教室を飛び出した瞬間、誰かとぶつかりそうになって慌てて止まる。
弾かれたように顔を上げると、そこにいたのはまさに郁実だった。
普段と何か変わった様子は見受けられない。
「びっくりした。花菜?」
「もう……よかった。どこ行ってたの」
自分でも戸惑うくらいほっとしていた。
張り詰めていた呼吸が緩やかに戻り、指先から力が抜ける。
「ちょっと購買行こうかなって思ってたところだったけど……」
「あ……そうだったんだ」
どうやら郁実は“今日”のこの時間、購買に行くために教室を空けるみたい。
けれど、わたしとはすれ違わなかった。
タイミングのずれだろうか。
「それ」
そんなことを考えていると、ふと彼の目がわたしの手元に留まった。
そこには先ほどもらったばかりでまだ手つかずの紅茶がある。
「あ、柊先輩にもらったの。たまたま会って……」
何気なく一部始終を口にしようとしたものの、ためらいが生まれてつぐんだ。
先輩の甘い笑みと言葉が蘇ってきたせいで。
何となく、郁実に詳しく話す気にはなれない。
「……あの人か」
呟かれたその声色はどこか暗かった。
「知ってるの?」
「知ってる。話したことはないけど。でも、いつもちがう子を連れてるイメージ」
郁実は肩をすくめて苦笑する。
その表情まで曇っていて、胸の内側をつままれたような気がした。
頭によぎったのは“昨日”見かけた、ショートヘアの女の子と笑い合う先輩の姿。
お互いに向ける眼差しは親しげに見えた。
それでいて積極的にわたしに近づくのは、わたしのことをからかっているだけじゃないのかも。
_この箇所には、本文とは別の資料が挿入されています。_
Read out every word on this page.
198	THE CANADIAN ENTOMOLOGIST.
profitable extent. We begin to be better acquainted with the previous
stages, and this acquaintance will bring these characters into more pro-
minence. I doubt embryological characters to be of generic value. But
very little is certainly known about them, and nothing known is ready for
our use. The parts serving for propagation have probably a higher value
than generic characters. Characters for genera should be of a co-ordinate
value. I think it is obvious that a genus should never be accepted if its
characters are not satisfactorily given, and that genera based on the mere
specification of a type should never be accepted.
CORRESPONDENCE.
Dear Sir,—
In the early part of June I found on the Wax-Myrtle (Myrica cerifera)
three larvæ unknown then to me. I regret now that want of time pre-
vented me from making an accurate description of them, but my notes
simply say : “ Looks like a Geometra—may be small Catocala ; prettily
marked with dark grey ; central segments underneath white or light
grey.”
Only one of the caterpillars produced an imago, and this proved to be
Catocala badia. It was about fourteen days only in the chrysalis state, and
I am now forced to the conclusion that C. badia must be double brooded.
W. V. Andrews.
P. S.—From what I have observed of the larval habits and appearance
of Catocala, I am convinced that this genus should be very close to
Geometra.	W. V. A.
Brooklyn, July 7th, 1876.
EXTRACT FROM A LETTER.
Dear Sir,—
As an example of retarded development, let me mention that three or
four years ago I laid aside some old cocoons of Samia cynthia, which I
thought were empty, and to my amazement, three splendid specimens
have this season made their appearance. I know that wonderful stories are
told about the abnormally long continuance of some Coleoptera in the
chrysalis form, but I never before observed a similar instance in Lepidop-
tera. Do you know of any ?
郁実の言うような、彼を取り巻く女の子たちのうちのひとりにしたいからなのかな。
そんな軽い人には見えなかったのに。
だけど、本心が見えないのも事実だ。
「……それさ、僕にくれない?」
思わず目を伏せたとき、郁実が口を開く。
しなやかな人差し指の先は紅茶に向けられていた。
「え」
「花菜がよかったら、だけど。喉渇いたなって」
真面目な顔でそう言う彼を見ていたら、つい小さく笑ってしまった。